Krämer erklärte, dass die geplanten Häuser „kompakter“, also auf weniger Grundstücksfläche, entstehen werden. „Wir lassen deshalb Höhe zu.“ Zudem fragte er, ob die Stadt alles nun wieder genau so machen solle wie bei den bestehenden Häusern. „Das würde die Situation für Sie ja nicht besser machen, wenn sich die Nächsten auch ärgern würden.“ Die maximale Gebäudehöhe betrage nach derzeitigen Planungen 8,50 Meter, die Dachneigung soll zwischen 25 und 35 Grad liegen. Wie sich das auf die Beschattung der bestehenden Gärten und Grundstücke auswirkt, werde die Verwaltung noch einmal prüfen, versprach Krämer einem weiteren Bürger.

Die Frage nach den Erschließungskosten konnte der Stadtbaudirektor noch nicht abschließend beantworten. „Ich hätte Ihnen heute gerne gesagt, dass die bestehenden Anwohner mit Sicherheit nicht belastet werden, kann es aber noch nicht sagen.“ Die zuständige Abteilung war sich dahingehend noch nicht sicher, zumal müsse man sich an rechtliche Bindungen halten.

Neues Baugebiet in Steinheim: Erschließungskosten noch nicht geklärt

Der Anmerkung eines weiteren Bürgers, dass die bereits bestehende Bebauung vorher immer als Ortsrand versprochen worden sei, entgegnete Krämer: „Es ist leider so, dass da manchmal scheibchenweise was dran kommt.“ Er wies jedoch darauf hin: „Die Siedlung, die jetzt war besteht, war ja auch nicht immer so.“ Er bat um Verständnis, dass man dort Wohnbebauung entwickeln wolle, wo es gehe – und in Steinheim sei dies eben einfacher möglich als woanders, da hier dann der Stadt die Flächen gehörten.

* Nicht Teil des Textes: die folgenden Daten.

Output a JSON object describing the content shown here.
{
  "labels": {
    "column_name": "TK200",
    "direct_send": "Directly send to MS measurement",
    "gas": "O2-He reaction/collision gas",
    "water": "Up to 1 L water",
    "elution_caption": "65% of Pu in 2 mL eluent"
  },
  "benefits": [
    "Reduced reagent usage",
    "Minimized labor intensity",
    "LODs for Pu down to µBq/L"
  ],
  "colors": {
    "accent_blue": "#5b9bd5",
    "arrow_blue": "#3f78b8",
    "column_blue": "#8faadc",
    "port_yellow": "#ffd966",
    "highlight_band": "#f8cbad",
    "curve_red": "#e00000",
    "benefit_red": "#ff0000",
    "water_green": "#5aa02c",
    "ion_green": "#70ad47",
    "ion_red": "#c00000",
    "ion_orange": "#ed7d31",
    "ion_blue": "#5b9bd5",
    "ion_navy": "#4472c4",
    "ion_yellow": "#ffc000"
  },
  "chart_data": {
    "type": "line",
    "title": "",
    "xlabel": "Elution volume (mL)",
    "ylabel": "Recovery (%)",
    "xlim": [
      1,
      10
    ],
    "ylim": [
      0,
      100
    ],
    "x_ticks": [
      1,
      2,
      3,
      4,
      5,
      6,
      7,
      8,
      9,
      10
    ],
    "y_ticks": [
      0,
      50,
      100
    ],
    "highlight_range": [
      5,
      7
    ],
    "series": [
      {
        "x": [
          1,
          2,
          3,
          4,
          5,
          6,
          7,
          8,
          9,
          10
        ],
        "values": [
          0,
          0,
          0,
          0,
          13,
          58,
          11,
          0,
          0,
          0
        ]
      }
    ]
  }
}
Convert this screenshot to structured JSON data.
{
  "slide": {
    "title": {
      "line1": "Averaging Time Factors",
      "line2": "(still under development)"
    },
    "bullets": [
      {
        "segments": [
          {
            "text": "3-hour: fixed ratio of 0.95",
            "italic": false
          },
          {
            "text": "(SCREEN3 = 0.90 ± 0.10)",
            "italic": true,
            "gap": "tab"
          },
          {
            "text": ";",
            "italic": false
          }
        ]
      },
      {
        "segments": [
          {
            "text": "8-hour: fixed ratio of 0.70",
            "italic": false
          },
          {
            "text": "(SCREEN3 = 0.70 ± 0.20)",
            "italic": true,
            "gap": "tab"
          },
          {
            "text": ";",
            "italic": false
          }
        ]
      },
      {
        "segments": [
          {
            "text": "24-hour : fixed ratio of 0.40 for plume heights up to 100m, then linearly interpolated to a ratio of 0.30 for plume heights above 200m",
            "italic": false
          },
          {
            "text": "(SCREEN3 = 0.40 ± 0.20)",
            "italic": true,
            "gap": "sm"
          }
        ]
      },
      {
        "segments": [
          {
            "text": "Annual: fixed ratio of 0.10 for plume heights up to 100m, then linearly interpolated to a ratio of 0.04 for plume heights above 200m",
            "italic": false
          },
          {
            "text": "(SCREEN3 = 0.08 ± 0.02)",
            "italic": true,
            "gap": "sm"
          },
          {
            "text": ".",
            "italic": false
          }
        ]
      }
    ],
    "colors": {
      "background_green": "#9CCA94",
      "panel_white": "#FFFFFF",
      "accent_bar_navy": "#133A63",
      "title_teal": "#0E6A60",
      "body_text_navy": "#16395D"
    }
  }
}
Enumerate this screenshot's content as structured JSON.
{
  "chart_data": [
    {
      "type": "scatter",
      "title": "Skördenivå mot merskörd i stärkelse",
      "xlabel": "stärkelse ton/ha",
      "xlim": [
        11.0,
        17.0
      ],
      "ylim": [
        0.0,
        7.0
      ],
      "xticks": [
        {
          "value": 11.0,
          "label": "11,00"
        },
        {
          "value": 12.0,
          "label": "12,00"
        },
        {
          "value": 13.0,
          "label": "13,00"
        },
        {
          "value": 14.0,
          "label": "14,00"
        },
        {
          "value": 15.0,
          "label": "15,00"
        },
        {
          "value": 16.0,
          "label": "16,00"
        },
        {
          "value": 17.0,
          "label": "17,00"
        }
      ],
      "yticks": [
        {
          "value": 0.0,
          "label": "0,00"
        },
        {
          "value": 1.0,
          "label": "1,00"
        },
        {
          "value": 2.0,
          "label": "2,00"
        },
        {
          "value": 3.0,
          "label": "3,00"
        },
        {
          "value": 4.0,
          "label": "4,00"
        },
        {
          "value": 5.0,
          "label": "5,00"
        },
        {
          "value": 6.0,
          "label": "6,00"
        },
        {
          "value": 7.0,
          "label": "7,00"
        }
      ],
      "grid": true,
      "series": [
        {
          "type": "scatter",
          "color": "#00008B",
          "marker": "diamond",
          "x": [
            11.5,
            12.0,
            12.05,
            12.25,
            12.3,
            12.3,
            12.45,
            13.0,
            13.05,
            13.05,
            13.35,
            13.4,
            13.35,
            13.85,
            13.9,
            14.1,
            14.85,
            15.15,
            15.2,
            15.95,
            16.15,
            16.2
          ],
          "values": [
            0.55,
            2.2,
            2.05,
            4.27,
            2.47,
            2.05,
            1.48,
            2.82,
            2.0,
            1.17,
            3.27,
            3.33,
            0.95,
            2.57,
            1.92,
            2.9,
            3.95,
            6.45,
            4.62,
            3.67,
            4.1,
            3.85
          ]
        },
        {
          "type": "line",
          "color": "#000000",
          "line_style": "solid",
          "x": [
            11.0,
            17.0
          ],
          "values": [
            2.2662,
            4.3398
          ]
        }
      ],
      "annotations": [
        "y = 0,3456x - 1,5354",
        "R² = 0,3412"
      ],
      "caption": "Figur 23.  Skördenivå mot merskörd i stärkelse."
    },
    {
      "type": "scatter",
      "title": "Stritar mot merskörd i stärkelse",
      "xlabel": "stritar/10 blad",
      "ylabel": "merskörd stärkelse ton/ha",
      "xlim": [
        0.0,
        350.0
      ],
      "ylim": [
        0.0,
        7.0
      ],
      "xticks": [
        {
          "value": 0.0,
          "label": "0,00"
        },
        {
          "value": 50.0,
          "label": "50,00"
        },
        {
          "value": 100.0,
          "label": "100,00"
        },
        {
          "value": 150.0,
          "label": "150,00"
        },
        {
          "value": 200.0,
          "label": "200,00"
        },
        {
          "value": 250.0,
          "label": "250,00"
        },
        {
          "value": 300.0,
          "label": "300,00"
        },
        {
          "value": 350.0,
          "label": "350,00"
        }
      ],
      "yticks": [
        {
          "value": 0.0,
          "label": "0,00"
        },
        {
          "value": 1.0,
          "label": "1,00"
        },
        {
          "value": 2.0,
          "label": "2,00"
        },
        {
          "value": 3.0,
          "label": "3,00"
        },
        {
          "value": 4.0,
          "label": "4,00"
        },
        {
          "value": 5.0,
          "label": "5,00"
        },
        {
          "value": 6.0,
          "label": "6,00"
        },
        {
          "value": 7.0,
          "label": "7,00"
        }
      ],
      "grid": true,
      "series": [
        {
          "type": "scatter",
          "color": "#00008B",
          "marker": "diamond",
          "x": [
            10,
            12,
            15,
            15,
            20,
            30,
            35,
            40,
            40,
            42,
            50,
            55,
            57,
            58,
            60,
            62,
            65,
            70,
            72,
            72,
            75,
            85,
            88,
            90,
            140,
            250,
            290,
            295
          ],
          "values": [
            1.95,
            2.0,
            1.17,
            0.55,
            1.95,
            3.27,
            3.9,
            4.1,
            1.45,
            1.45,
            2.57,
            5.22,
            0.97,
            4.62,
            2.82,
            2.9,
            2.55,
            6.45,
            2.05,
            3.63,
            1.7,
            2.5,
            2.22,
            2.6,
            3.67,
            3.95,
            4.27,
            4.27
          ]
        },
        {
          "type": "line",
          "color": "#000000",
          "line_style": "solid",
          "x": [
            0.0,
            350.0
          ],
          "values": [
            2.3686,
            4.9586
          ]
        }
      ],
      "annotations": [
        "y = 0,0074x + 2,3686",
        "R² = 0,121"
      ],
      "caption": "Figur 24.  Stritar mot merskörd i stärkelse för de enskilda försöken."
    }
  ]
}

Krämer und Flechtner erklärten, alle vorgebrachten Punkte noch einmal zu prüfen. Zeit, weitere Anmerkungen bei der Neu-Ulmer Verwaltung einzureichen, haben Bürger ansonsten noch bis Freitag, 24. Januar. Die abschließende Entscheidung trifft dann der Ausschuss für Stadtentwicklung und Umwelt. Wenn alles nach Plan läuft, sollen die Grundstücke dann 2023 für die Bauherrn zur Verfügung stehen.